Aunque en este país vamos con mucho retraso en todo lo que tiene que ver con la iniciativa empresarial, la verdad es que cuando cogemos un tren lo hacemos con enorme pasión y entusiasmo. Y cierto nivel de papanatismo también.

Recuerdo al presidente del SEPES (la empresa estatal que promueve los polígonos industriales) diciéndome a finales de los 80: «Al final, todas las comunidades autónomas querrán tener su parque tecnológico». De hecho, hice para él unos bonitos anuncios de prensa cuyo titular era: ´¿Sueñan los robots con parques tecnológicos´. Lo que no sabía mi apreciado Gonzalo Navarro es que no solo cada comunidad autónoma sino que cada provincia y ciudad con cierto renombre acabaría exigiendo su propio Silicon Valley en forma de Parque Tecnológico, promovido o subvencionado, más o menos abiertamente, por alguna o varias Administraciones públicas.

A la moda de los Parques Tecnológicos siguió la de las incubadoras de empresas, ocupadas por ese perfil de emprendedores -de glamour irresistible para los políticos que las subvencionan- denominado startup.

Aquí -en la España cañí, me refiero- hemos consagrado un tipo de startup que en muchos casos es pura imitación de lo que funciona fuera (algo que en sí mismo no está mal) y que normalmente aporta muy poco valor añadido al público o a otras empresas. Y de genuina innovación tecnológica, la justa o menos.

La culpa no la tienen los emprendedores, aunque hay mucho fantasmeo, típico por otro parte de los millennials un poco macocos, antes llamados simplemente thritysomethings.
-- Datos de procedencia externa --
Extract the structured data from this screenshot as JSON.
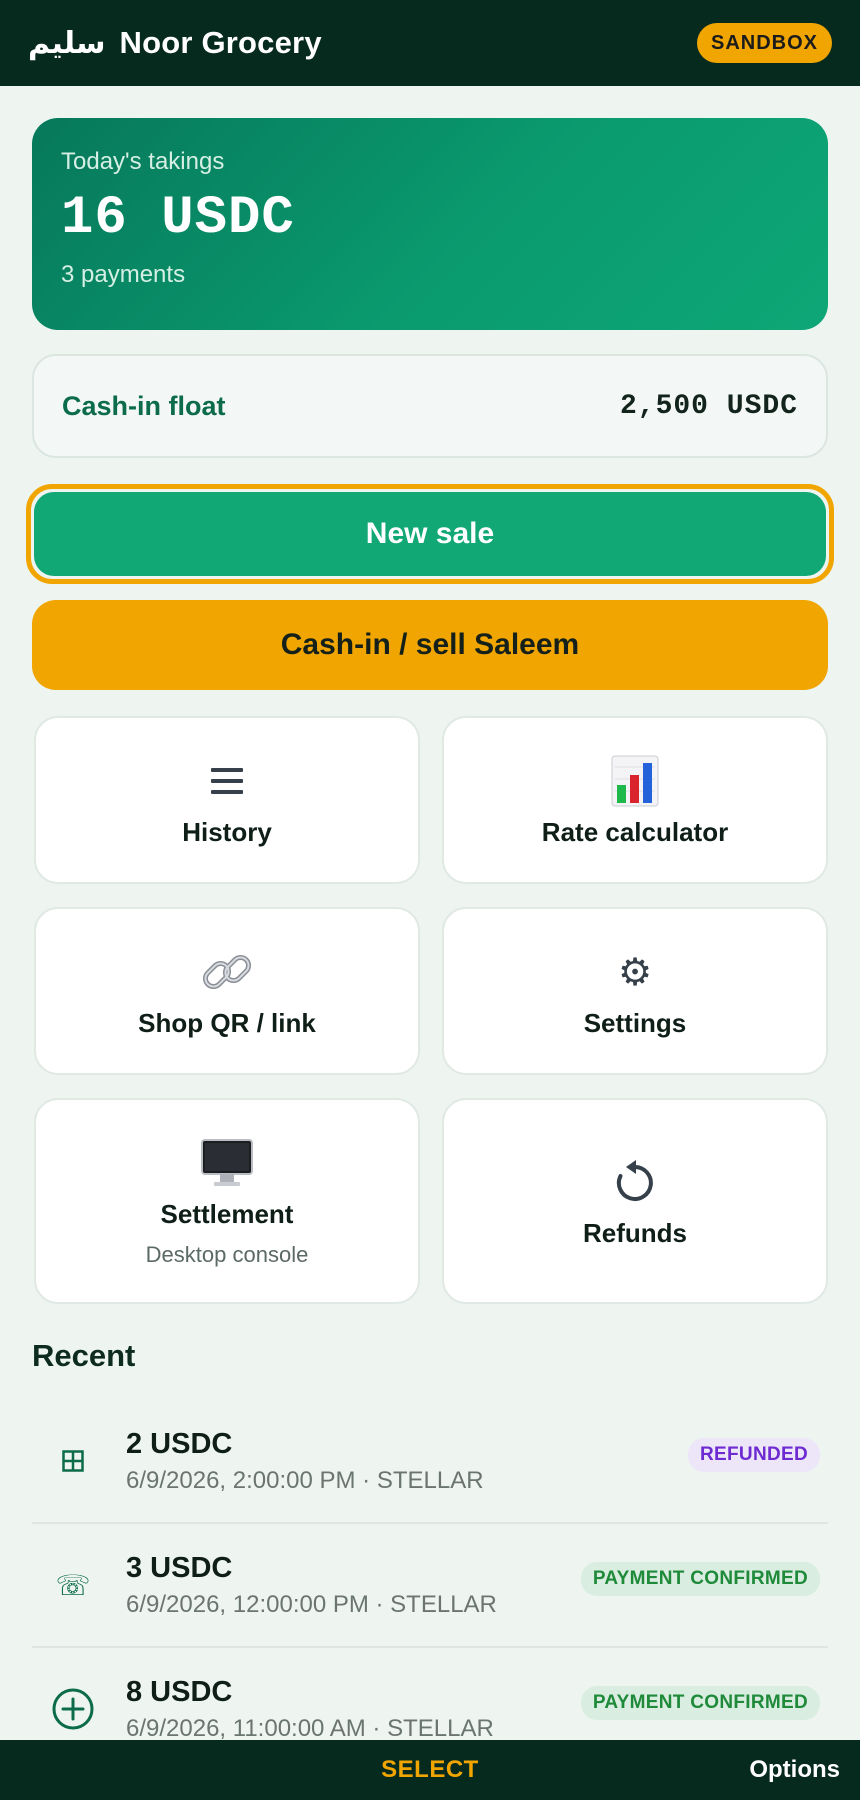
{
  "header": {
    "brand_arabic": "سليم",
    "brand_name": "Noor Grocery",
    "badge": "SANDBOX"
  },
  "takings": {
    "label": "Today's takings",
    "amount": "16 USDC",
    "count": "3 payments"
  },
  "float": {
    "label": "Cash-in float",
    "value": "2,500 USDC"
  },
  "actions": {
    "new_sale": "New sale",
    "cash_in": "Cash-in / sell Saleem"
  },
  "tiles": [
    {
      "label": "History",
      "icon": "list-icon"
    },
    {
      "label": "Rate calculator",
      "icon": "bar-chart-icon"
    },
    {
      "label": "Shop QR / link",
      "icon": "link-icon"
    },
    {
      "label": "Settings",
      "icon": "gear-icon"
    },
    {
      "label": "Settlement",
      "sub": "Desktop console",
      "icon": "desktop-icon"
    },
    {
      "label": "Refunds",
      "icon": "refresh-icon"
    }
  ],
  "recent": {
    "title": "Recent",
    "items": [
      {
        "amount": "2 USDC",
        "meta": "6/9/2026, 2:00:00 PM · STELLAR",
        "status": "REFUNDED",
        "icon": "grid-icon",
        "status_bg": "#ece6f8",
        "status_color": "#6d2bd1"
      },
      {
        "amount": "3 USDC",
        "meta": "6/9/2026, 12:00:00 PM · STELLAR",
        "status": "PAYMENT CONFIRMED",
        "icon": "phone-icon",
        "status_bg": "#d9ede1",
        "status_color": "#1f8a3a"
      },
      {
        "amount": "8 USDC",
        "meta": "6/9/2026, 11:00:00 AM · STELLAR",
        "status": "PAYMENT CONFIRMED",
        "icon": "plus-circle-icon",
        "status_bg": "#d9ede1",
        "status_color": "#1f8a3a"
      }
    ]
  },
  "softkeys": {
    "select": "SELECT",
    "options": "Options"
  }
}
Más bien la culpa es de la escasez de genuino capital riesgo, sustituido en este país por capital de postureo y rácanos subvencionadores públicos.

Todo un poco falso y deprimente, pero al menos sirve para que la juventud de esta generación afronte el oficio de emprendedor con más ilusión y respaldo que lo que lo hizo la mía, repleta casi en exclusiva de aspirantes al noble desempeño funcionarial.